Which algorithm handles this sort of scenario better in the sense that would achieve the best average compression regardless of the order of the data?

Icarus
  • 63,293
  • 14
  • 100
  • 115

4 Answers4

14

"How" has already been answered. To answer your "which" question:

The larger the window for matching, the less sensitive the algorithm will be to the order. However all compression algorithms will be sensitive to some degree.

gzip has a 32K window, bzip2 a 900K window, and xz an 8MB window. xz can go up to a 64MB window. So xz would be the least sensitive to the order. Matches that are further away will take more bits to code, so you will always get better compression with, for example, sorted records, regardless of the window size. Short windows simply preclude distant matches.

Mark Adler
  • 101,978
  • 13
  • 118
  • 158
11

In some sense, it is the measure of the entropy of the file defines how well it will compress. So, yes, the order definitely matters. As a simple example, consider a file filled with values abcdefgh...zabcd...z repeating over and over. It would compress very well with most algorithms because it is very ordered. However, if you completely randomize the order (but leave the same count of each letter), then it has the exact same data (although a different "meaning"). It is the same data in a different order, and it will not compress as well.

In fact, because I was curious, I just tried that. I filled an array with 100,000 characters a-z repeating, wrote that to a file, then shuffled that array "randomly" and wrote it again. The first file compressed down to 394 bytes (less than 1% of the original size). The second file compressed to 63,582 bytes (over 63% of the original size).

Mark Wilkins
  • 40,729
  • 5
  • 57
  • 110
  • Thanks. Are there any algorithms that you know of, more efficient in scenarios where the data is shuffled? – Icarus Feb 14 '13 at 18:44
  • I do not know for sure. The only one I have really played with much is zlib (which I think is similar to the deflate algorithm from old pkzip days ... I think). My guess is that generic algorithms would in generally be affected approximately the same by "shuffled" data. I suspect it would require a highly specific algorithm to recognize certain cases. For example, if you knew up front that your data would be shuffled in a certain way, you could preprocess it prior to zipping/compressing it. Then post-process after unzipping it. – Mark Wilkins Feb 14 '13 at 18:54
  • 1
    In your example, given that the characters a-z appear in equal numbers, but in random order, you need 5 bits instead of 8 to encode which character appears next. (Indeed, you have 26 characters, five bits is enough to encode 32 different values.) So for 100000 characters, you need 100000 * 5 / 8 = 62500 bytes. Your 63582 bytes file is probably just that, plus some metadata and a table to indicate what character is represented by each 5-bit value. For more details, look up "Huffman coding". – Kris Vandermotten May 07 '21 at 14:18
4

A typical compression algorithm works as follows. Look at a chunk of data. If it's identical to some other recently seen chunk, don't output the current chunk literally, output a reference to that earlier chunk instead.

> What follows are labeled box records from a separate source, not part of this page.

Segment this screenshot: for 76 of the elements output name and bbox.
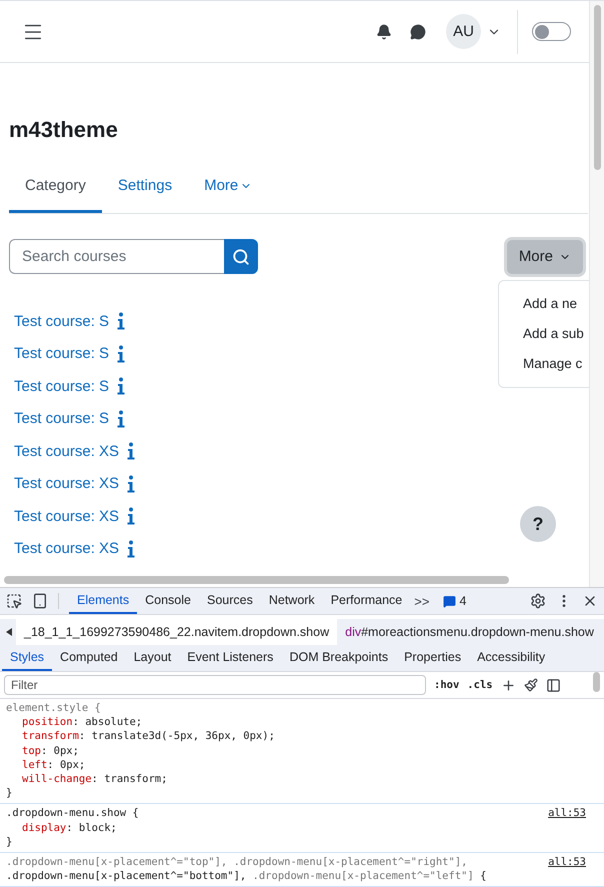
course-link[interactable]: Test course: XS — [14, 540, 120, 558]
course-link[interactable]: Test course: XS — [14, 475, 120, 492]
messages-badge[interactable]: 4 — [443, 594, 466, 608]
css-declaration: display: block; — [21, 820, 118, 835]
scrollbar-thumb[interactable] — [593, 672, 600, 692]
devtools-tab[interactable]: Sources — [198, 588, 261, 614]
info-icon[interactable] — [127, 442, 136, 460]
menu-item[interactable]: Add a ne — [499, 289, 589, 319]
course-link[interactable]: Test course: S — [14, 312, 110, 330]
vertical-scrollbar[interactable] — [594, 5, 600, 170]
sidebar-toggle-icon[interactable] — [546, 678, 561, 692]
breadcrumb[interactable]: _18_1_1_1699273590486_22.navitem.dropdown.show — [16, 619, 338, 645]
filter-field[interactable]: Filter — [4, 675, 426, 695]
css-declaration: top: 0px; — [21, 744, 80, 758]
css-declaration: will-change: transform; — [21, 772, 168, 786]
breadcrumb[interactable]: div#moreactionsmenu.dropdown-menu.show — [337, 619, 602, 645]
panel-tab[interactable]: DOM Breakpoints — [281, 645, 396, 671]
more-button[interactable]: More — [506, 240, 583, 274]
device-toolbar-icon[interactable] — [32, 593, 48, 609]
panel-tab[interactable]: Properties — [396, 645, 470, 671]
settings-icon[interactable] — [530, 593, 546, 609]
chat-bubble-icon[interactable] — [410, 24, 426, 40]
panel-tab[interactable]: Accessibility — [469, 645, 554, 671]
panel-tab[interactable]: Event Listeners — [179, 645, 282, 671]
css-selector: .dropdown-menu[x-placement^="bottom"], — [6, 870, 246, 882]
toggle-switch[interactable] — [532, 22, 571, 41]
info-icon[interactable] — [117, 312, 126, 330]
bell-icon[interactable] — [376, 24, 392, 40]
css-declaration: position: absolute; — [21, 715, 144, 730]
source-link[interactable]: all:53 — [548, 855, 586, 870]
course-link[interactable]: Test course: S — [14, 378, 110, 395]
nav-tab[interactable]: Settings — [102, 163, 188, 213]
class-toggle[interactable]: .cls — [467, 679, 493, 691]
source-link[interactable]: all:53 — [548, 806, 586, 821]
css-selector: element.style { — [6, 702, 101, 714]
course-link[interactable]: Test course: S — [14, 345, 110, 362]
devtools-tab[interactable]: Performance — [322, 588, 410, 614]
css-declaration: transform: translate3d(-5px, 36px, 0px); — [21, 729, 276, 744]
page-title: m43theme — [9, 117, 119, 143]
menu-item[interactable]: Manage c — [499, 349, 589, 379]
devtools-tab[interactable]: Network — [260, 588, 323, 614]
css-selector: .dropdown-menu[x-placement^="left"] — [252, 870, 474, 882]
info-icon[interactable] — [117, 377, 126, 396]
css-selector: .dropdown-menu[x-placement^="top"], .dropdown-menu[x-placement^="right"], — [6, 856, 468, 868]
panel-tab[interactable]: Computed — [52, 645, 126, 671]
paint-brush-icon[interactable] — [524, 678, 538, 692]
css-selector: .dropdown-menu.show { — [6, 807, 139, 820]
info-icon[interactable] — [117, 344, 126, 363]
plus-icon[interactable] — [500, 678, 516, 692]
devtools-tab[interactable]: Elements — [69, 588, 138, 614]
info-icon[interactable] — [117, 410, 126, 428]
help-button[interactable]: ? — [520, 506, 556, 542]
closing-brace: } — [6, 836, 12, 848]
closing-brace: } — [6, 787, 12, 800]
search-icon — [232, 248, 250, 266]
info-icon[interactable] — [127, 540, 136, 558]
panel-tab[interactable]: Layout — [126, 645, 180, 671]
more-tabs-button[interactable]: >> — [414, 594, 430, 608]
nav-tab[interactable]: Category — [9, 163, 102, 213]
search-button[interactable] — [224, 239, 258, 274]
search-field[interactable]: Search courses — [9, 239, 224, 274]
css-selector: { — [479, 870, 486, 882]
panel-tab[interactable]: Styles — [2, 645, 52, 671]
inspect-element-icon[interactable] — [6, 593, 22, 609]
devtools-tab[interactable]: Console — [137, 588, 199, 614]
hover-state-toggle[interactable]: :hov — [434, 679, 460, 691]
info-icon[interactable] — [127, 474, 136, 493]
course-link[interactable]: Test course: S — [14, 410, 110, 428]
menu-item[interactable]: Add a sub — [499, 319, 589, 349]
nav-tab[interactable]: More — [188, 163, 268, 213]
info-icon[interactable] — [127, 507, 136, 526]
course-link[interactable]: Test course: XS — [14, 442, 120, 460]
css-declaration: left: 0px; — [21, 758, 86, 772]
course-link[interactable]: Test course: XS — [14, 508, 120, 525]
user-avatar[interactable]: AU — [446, 14, 481, 49]
horizontal-scrollbar[interactable] — [4, 576, 509, 584]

It surely helps when similar chunks are close together. The algorithm will only keep a limited amount of look-back data to keep compression speed reasonable. So even if a chunk of data is identical to some other chunk, if that old chunk is too old, it could already be flushed away.

n. m. could be an AI
  • 112,515
  • 14
  • 128
  • 243
1

Sure it does. If the input pattern is fixed, there is a 100% chance to predict the character at each position. Given that two parties know this about their data stream (which essentially amounts to saying that they know the fixed pattern), virtually nothing needs to be communicated: total compression is possible (to communicate finite-length strings, rather than unlimited streams, you'd still need to encode the length, but that's sort of beside the point). If the other party doesn't know the pattern, all you'd need to do is to encode it. Total compression is possible because you can encode an unlimited stream with a finite amount of data.

At the other extreme, if you have totally random data - so the stream can be anything, and the next character can always be any valid character - no compression is possible. The stream must be transmitted completely intact for the other party to be able to reconstruct the correct stream.

Finite strings are a little trickier. Since finite strings necessarily contain a fixed number of instances of each character, the probabilities must change once you begin reading off initial tokens. One can read some sort of order into any finite string.

Not sure if this answers your question, but it addresses things a bit more theoretically.

Patrick87
  • 27,682
  • 3
  • 38
  • 73